Readr read all csv files in zip archive


#1

I have downloaded multiple ZIP archives from the Census Bureau. Several of these archives contain multiple CSV files that need to be read and combined into a single data frame. Are there options to read_csv that will accomplish this?

The examples on SO and elsewhere address the situation where the ZIP archive is on a web site. This is not my problem. I am reading the ZIP archives from a local disk.
TIA


#2

It depends on the scope of "this." From the read_csv() docs; the file argument:

Either a path to a file, a connection, or literal data (either a single string or a raw vector).
Files ending in .gz, .bz2, .xz, or .zip will be automatically uncompressed. Files starting with http://, https://, ftp://, or ftps:// will be automatically downloaded.

However, if there are other files in the zip folder, readr won't know what to do with them (the example, again, in the same docs, shows mtcars.csv.zip).

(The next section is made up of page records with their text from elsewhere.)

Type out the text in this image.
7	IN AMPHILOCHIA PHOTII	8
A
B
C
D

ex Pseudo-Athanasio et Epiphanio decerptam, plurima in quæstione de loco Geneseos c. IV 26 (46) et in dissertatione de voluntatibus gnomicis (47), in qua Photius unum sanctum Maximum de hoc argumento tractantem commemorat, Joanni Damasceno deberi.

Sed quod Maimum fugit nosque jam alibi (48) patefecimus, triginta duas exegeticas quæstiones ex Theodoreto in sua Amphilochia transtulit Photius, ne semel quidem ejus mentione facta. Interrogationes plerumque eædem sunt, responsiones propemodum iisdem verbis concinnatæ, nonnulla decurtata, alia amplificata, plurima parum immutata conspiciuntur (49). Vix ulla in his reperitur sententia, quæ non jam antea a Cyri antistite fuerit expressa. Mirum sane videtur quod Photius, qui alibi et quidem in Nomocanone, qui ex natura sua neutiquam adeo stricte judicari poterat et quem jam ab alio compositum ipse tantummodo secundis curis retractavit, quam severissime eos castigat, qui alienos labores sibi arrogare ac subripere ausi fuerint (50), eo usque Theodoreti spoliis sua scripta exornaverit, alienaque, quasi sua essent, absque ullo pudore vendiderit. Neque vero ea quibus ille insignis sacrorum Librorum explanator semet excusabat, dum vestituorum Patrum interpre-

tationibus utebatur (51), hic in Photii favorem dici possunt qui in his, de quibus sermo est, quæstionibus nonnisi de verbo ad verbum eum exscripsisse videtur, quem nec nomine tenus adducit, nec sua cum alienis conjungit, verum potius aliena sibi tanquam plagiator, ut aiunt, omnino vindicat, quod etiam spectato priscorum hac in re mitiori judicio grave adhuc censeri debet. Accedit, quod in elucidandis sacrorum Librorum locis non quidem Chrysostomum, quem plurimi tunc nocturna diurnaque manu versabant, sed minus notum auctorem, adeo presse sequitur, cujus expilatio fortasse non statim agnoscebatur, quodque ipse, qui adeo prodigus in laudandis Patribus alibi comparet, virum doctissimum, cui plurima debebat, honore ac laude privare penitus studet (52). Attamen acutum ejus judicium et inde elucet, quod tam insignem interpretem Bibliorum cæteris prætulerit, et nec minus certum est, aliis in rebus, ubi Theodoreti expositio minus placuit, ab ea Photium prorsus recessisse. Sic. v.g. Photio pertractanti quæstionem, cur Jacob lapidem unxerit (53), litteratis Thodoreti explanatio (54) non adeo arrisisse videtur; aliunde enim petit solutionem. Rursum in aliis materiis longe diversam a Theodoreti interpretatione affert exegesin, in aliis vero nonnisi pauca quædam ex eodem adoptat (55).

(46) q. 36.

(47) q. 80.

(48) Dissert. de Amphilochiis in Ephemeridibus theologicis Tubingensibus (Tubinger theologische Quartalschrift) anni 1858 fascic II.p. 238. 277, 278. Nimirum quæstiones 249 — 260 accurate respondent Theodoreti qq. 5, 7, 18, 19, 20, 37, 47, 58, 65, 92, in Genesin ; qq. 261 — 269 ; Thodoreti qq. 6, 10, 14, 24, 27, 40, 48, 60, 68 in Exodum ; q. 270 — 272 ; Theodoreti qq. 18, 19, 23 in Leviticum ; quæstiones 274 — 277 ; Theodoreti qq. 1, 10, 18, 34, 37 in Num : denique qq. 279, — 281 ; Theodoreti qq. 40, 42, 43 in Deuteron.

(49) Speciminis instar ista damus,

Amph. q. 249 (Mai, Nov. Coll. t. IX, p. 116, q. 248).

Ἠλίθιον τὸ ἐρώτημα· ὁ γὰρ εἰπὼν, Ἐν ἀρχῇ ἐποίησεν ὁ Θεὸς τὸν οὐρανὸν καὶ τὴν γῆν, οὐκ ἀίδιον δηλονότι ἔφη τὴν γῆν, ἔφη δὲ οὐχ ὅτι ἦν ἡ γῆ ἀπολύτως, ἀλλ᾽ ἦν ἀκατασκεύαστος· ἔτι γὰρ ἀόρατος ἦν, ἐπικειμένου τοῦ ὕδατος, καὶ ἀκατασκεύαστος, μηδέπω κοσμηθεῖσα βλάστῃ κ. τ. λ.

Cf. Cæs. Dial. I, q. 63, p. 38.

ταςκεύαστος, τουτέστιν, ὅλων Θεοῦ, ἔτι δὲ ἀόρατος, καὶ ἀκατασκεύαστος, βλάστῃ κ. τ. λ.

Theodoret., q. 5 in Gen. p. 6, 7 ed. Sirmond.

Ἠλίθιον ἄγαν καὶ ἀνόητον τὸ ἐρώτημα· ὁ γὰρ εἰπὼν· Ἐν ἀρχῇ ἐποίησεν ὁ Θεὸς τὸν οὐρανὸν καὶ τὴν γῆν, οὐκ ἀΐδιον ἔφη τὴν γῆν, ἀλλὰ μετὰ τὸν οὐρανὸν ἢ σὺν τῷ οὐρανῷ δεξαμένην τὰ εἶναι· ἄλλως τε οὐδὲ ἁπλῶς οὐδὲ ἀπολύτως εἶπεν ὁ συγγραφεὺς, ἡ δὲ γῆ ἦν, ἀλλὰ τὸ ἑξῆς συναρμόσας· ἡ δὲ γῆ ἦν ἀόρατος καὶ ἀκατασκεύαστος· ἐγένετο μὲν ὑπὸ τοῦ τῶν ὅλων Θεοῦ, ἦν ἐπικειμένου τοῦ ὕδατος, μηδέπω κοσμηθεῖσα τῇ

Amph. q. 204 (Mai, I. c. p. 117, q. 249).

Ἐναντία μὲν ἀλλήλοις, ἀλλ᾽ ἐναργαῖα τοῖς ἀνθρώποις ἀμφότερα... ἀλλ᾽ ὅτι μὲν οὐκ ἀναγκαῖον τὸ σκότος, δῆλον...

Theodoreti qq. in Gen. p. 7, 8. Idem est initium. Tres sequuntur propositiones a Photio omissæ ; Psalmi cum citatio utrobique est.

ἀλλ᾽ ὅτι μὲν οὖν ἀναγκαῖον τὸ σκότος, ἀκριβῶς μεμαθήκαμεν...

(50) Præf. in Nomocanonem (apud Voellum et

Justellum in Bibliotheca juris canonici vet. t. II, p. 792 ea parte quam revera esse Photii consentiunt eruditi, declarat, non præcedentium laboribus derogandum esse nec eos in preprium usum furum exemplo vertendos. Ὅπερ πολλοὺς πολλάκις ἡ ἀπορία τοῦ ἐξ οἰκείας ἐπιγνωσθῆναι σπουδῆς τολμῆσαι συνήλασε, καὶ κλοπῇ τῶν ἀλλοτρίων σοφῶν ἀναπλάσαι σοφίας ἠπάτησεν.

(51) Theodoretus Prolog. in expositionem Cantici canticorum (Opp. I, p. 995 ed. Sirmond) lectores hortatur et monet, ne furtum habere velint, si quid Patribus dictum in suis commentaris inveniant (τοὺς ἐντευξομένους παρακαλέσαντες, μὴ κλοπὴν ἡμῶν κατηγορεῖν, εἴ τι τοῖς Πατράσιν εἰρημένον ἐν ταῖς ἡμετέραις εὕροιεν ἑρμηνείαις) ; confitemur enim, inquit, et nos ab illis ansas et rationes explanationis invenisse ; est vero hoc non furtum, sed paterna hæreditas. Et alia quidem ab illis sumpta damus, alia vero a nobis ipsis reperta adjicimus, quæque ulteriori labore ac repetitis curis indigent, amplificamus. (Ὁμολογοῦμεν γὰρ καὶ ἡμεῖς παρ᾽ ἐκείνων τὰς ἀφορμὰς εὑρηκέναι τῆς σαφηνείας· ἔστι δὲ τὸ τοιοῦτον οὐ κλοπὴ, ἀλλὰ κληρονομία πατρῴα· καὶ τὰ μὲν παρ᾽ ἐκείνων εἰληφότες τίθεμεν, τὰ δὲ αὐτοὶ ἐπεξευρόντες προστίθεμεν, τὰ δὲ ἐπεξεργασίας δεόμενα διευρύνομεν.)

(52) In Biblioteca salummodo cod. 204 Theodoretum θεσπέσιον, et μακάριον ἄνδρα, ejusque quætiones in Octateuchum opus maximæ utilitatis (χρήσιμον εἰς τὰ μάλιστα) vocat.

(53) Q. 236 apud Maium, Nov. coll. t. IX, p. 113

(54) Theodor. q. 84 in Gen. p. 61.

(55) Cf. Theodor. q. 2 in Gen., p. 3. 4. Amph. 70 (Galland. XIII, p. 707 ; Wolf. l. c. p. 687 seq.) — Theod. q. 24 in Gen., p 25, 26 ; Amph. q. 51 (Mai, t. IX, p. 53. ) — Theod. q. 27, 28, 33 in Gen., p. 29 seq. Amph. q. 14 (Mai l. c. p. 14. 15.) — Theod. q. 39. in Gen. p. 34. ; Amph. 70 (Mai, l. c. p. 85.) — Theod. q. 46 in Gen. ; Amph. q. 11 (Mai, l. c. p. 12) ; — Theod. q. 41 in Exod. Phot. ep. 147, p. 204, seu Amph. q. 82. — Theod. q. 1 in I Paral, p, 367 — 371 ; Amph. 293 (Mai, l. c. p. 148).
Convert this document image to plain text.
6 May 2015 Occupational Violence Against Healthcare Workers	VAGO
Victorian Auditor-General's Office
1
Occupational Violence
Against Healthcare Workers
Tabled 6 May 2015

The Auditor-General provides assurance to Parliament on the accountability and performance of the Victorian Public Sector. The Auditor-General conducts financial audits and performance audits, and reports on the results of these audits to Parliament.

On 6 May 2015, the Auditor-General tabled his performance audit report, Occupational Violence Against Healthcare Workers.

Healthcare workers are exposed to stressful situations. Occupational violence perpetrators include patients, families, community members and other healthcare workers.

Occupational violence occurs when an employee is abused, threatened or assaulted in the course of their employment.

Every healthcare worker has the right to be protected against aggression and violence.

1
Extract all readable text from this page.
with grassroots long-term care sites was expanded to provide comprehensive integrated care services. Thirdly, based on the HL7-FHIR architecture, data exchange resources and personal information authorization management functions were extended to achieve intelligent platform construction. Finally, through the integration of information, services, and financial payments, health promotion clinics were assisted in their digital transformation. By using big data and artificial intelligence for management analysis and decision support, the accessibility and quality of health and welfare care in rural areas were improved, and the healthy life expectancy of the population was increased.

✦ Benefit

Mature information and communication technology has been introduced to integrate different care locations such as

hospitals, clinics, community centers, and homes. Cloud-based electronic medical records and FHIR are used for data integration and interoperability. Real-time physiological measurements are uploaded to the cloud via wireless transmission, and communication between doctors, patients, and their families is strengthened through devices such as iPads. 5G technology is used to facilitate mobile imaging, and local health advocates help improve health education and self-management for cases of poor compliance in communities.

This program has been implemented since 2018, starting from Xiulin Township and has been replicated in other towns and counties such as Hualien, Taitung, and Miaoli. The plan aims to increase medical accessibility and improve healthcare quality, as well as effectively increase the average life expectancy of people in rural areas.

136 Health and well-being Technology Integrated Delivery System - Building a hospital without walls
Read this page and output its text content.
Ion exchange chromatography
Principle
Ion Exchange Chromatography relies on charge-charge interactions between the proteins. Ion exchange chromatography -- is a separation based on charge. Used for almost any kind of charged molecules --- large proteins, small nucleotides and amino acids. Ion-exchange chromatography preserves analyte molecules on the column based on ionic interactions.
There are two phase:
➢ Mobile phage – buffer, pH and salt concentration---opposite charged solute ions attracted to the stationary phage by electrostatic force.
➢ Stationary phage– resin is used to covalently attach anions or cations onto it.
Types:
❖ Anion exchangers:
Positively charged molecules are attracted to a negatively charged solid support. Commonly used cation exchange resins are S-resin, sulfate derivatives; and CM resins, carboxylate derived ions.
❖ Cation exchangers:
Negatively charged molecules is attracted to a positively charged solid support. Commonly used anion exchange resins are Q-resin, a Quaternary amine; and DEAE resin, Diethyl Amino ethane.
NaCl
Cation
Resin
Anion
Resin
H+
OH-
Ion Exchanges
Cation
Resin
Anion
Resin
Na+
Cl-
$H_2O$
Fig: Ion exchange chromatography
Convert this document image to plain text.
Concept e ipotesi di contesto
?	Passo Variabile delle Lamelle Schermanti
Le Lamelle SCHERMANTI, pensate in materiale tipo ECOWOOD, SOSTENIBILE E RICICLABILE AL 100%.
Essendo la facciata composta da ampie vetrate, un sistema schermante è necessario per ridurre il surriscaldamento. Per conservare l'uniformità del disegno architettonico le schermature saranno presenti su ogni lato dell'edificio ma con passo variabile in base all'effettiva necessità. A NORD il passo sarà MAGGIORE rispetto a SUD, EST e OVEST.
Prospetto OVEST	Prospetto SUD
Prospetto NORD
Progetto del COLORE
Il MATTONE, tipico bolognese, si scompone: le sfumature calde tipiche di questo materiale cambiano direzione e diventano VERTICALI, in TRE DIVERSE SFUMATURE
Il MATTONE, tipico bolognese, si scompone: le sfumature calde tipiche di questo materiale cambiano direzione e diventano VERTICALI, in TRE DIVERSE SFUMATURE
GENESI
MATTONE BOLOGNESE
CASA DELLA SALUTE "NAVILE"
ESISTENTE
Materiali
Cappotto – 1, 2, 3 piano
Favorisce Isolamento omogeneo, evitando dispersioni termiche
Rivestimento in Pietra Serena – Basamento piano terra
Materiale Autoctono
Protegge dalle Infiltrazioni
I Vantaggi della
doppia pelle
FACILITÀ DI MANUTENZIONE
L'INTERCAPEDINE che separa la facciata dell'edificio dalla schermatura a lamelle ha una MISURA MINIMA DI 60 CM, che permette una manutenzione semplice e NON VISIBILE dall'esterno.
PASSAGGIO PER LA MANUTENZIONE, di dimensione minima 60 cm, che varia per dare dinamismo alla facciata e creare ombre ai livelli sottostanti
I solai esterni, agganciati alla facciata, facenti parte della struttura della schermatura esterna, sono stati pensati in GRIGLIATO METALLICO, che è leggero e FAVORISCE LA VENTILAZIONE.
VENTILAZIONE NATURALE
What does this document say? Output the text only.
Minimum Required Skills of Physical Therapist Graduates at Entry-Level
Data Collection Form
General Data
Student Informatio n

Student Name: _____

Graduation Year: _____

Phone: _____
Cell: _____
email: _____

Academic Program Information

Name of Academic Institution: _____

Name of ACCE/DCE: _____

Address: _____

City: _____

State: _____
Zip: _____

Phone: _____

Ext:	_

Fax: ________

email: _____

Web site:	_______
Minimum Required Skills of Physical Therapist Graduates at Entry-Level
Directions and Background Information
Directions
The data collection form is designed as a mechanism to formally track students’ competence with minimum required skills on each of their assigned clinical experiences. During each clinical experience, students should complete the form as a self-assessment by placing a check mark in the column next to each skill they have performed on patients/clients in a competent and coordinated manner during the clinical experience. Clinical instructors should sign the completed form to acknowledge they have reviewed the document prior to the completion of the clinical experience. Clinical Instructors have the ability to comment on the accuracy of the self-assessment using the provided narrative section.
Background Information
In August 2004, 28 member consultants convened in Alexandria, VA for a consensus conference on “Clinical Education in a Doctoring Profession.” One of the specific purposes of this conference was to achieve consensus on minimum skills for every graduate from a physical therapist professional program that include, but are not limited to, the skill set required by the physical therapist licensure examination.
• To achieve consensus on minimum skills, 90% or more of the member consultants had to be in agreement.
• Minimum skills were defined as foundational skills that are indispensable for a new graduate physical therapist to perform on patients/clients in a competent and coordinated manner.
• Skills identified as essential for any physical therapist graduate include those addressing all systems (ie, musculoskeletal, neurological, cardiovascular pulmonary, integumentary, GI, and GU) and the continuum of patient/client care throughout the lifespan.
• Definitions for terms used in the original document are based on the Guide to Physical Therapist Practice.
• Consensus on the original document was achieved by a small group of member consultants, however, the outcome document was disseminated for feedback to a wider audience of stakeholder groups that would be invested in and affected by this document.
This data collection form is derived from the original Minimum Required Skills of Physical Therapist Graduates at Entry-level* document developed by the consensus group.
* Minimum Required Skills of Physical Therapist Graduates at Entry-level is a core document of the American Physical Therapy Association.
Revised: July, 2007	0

To read in and join multiple csv files, you'll have to tell readr where those files are. The answer on SO, below, is one approach, though it doesn't use readr (which is fine — you could also probably adapt it to use readr, if you wanted to):

This thread on GitHub also has several good approaches using readr and purrr:

The above pre-dated the fs (short for file system) package, which can also be of great help.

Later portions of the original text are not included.